Papadakis menceritakan Agence France-Presse awal pekan ini NBC meneleponnya “beberapa hari yang lalu karena setelah mantan pasangan saya berhenti dan berhenti, mereka berubah pikiran, yang membuat saya sangat sedih.”
Dia telah bekerja untuk NBC minggu lalu, memberikan analisis tarian es di Kejuaraan Seluncur Indah AS.
Cizeron menanggapi tuduhan Papadakis melalui pernyataan kepada media Prancis pada hari Kamis, menyebut memoar tersebut sebagai “kampanye kotor”.

Gabriella Papadakis dan Guillaume Cizeron
Foto oleh Pascal GUYOT / AFP melalui Getty Images“Dalam menghadapi kampanye kotor ini, saya ingin mengungkapkan ketidakpahaman dan ketidaksetujuan saya terhadap label yang diberikan kepada saya,” katanya. “Buku itu berisi informasi palsu, termasuk pernyataan yang tidak pernah saya buat, yang saya anggap serius. Selama lebih dari 20 tahun, saya telah menunjukkan rasa hormat yang mendalam kepada Gabriella Papadakis, meskipun ikatan kami perlahan terkikis, hubungan kami dibangun atas dasar kolaborasi yang setara dan ditandai dengan kesuksesan dan saling mendukung.”

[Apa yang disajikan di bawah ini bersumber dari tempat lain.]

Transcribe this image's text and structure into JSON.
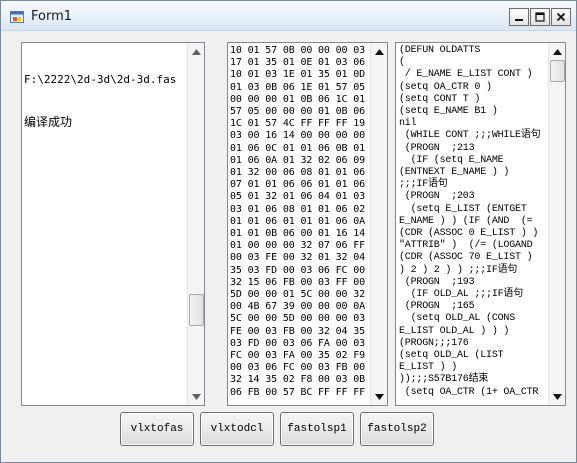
{
  "window": {
    "title": "Form1"
  },
  "left_text": {
    "lines": [
      "F:\\2222\\2d-3d\\2d-3d.fas",
      "编译成功"
    ],
    "scroll_position_fraction": 0.6
  },
  "hex_text": {
    "lines": [
      "10 01 57 0B 00 00 00 03",
      "17 01 35 01 0E 01 03 06",
      "10 01 03 1E 01 35 01 0D",
      "01 03 0B 06 1E 01 57 05",
      "00 00 00 01 0B 06 1C 01",
      "57 05 00 00 00 01 0B 06",
      "1C 01 57 4C FF FF FF 19",
      "03 00 16 14 00 00 00 00",
      "01 06 0C 01 01 06 0B 01",
      "01 06 0A 01 32 02 06 09",
      "01 32 00 06 08 01 01 06",
      "07 01 01 06 06 01 01 06",
      "05 01 32 01 06 04 01 03",
      "03 01 06 08 01 01 06 02",
      "01 01 06 01 01 01 06 0A",
      "01 01 0B 06 00 01 16 14",
      "01 00 00 00 32 07 06 FF",
      "00 03 FE 00 32 01 32 04",
      "35 03 FD 00 03 06 FC 00",
      "32 15 06 FB 00 03 FF 00",
      "5D 00 00 01 5C 00 00 32",
      "00 4B 67 39 00 00 00 0A",
      "5C 00 00 5D 00 00 00 03",
      "FE 00 03 FB 00 32 04 35",
      "03 FD 00 03 06 FA 00 03",
      "FC 00 03 FA 00 35 02 F9",
      "00 03 06 FC 00 03 FB 00",
      "32 14 35 02 F8 00 03 0B",
      "06 FB 00 57 BC FF FF FF"
    ]
  },
  "lisp_text": {
    "lines": [
      "(DEFUN OLDATTS",
      "(",
      " / E_NAME E_LIST CONT )",
      "(setq OA_CTR 0 )",
      "(setq CONT T )",
      "(setq E_NAME B1 )",
      "nil",
      " (WHILE CONT ;;;WHILE语句",
      " (PROGN  ;213",
      "  (IF (setq E_NAME",
      "(ENTNEXT E_NAME ) )",
      ";;;IF语句",
      " (PROGN  ;203",
      "  (setq E_LIST (ENTGET",
      "E_NAME ) ) (IF (AND  (=",
      "(CDR (ASSOC 0 E_LIST ) )",
      "\"ATTRIB\" )  (/= (LOGAND",
      "(CDR (ASSOC 70 E_LIST )",
      ") 2 ) 2 ) ) ;;;IF语句",
      " (PROGN  ;193",
      "  (IF OLD_AL ;;;IF语句",
      " (PROGN  ;165",
      "  (setq OLD_AL (CONS",
      "E_LIST OLD_AL ) ) )",
      "(PROGN;;;176",
      "(setq OLD_AL (LIST",
      "E_LIST ) )",
      "));;;S57B176结束",
      " (setq OA_CTR (1+ OA_CTR"
    ]
  },
  "buttons": {
    "vlxtofas": "vlxtofas",
    "vlxtodcl": "vlxtodcl",
    "fastolsp1": "fastolsp1",
    "fastolsp2": "fastolsp2"
  }
}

Cizeron, 31, menambahkan bahwa dia telah menginstruksikan pengacaranya untuk “memberi tahu semua pihak yang terlibat agar segera menghentikan penyebaran pernyataan yang memfitnah saya.”
Papadakis dan Cizeron adalah mitra skating masa kecil hingga mereka berpisah pada tahun 2024. Mereka memenangkan medali emas Olimpiade pada tahun 2022 dan memenangkan perak pada tahun 2018 saat bermain skating untuk Tim Prancis. Mereka juga telah memenangkan lima medali emas Kejuaraan Dunia bersama-sama antara tahun 2015 dan 2022.

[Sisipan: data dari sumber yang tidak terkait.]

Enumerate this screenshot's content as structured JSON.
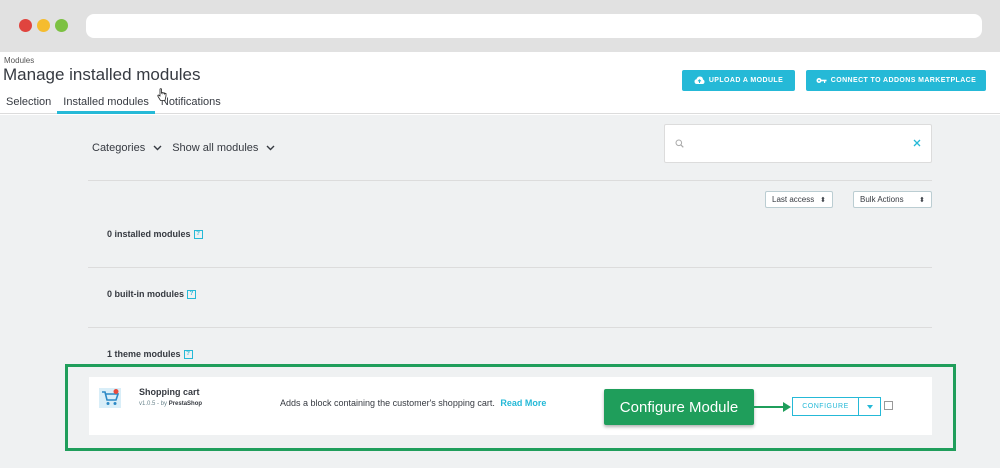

Cizeron sedang bersiap untuk bermain skate di Olimpiade Musim Dingin 2026 bersama rekan barunya, Laurence Fournier Beaudrydi tengah kontroversi baru ini.
Tarian es akan dimulai pada hari Jumat, 6 Februari, hari yang sama dengan upacara pembukaan di Milan, Italia.
Papadakis telah pensiun dari kompetisi.
Memoarnya juga menyelami kehidupan awalnya, di mana dia mengklaim bahwa dia menghadapi beberapa kasus pelecehan seksual. Ia juga menyoroti budaya seputar tari es, dan menjelaskan bahwa karena tarian ini dirancang untuk dipimpin oleh laki-laki dan diikuti oleh perempuan, maka laki-laki memegang kekuasaan dalam olahraga ini.
“Saya menderita bukan karena saya mengalami pelecehan seksual ketika saya masih muda, namun karena saya terus menerus, hari demi hari, menemukan diri saya dalam situasi di mana tubuh saya bukan milik saya,” tulisnya. “Saya berada di sana tanpa benar-benar berada di sana, setengah menghuni tubuh yang secara mekanis melakukan tindakan yang diperintahkan.”
Jika Anda atau seseorang yang Anda kenal telah mengalami pelecehan seksual, hubungi Hotline Pelecehan Seksual Nasional di 1-800-656-HOPE (4673).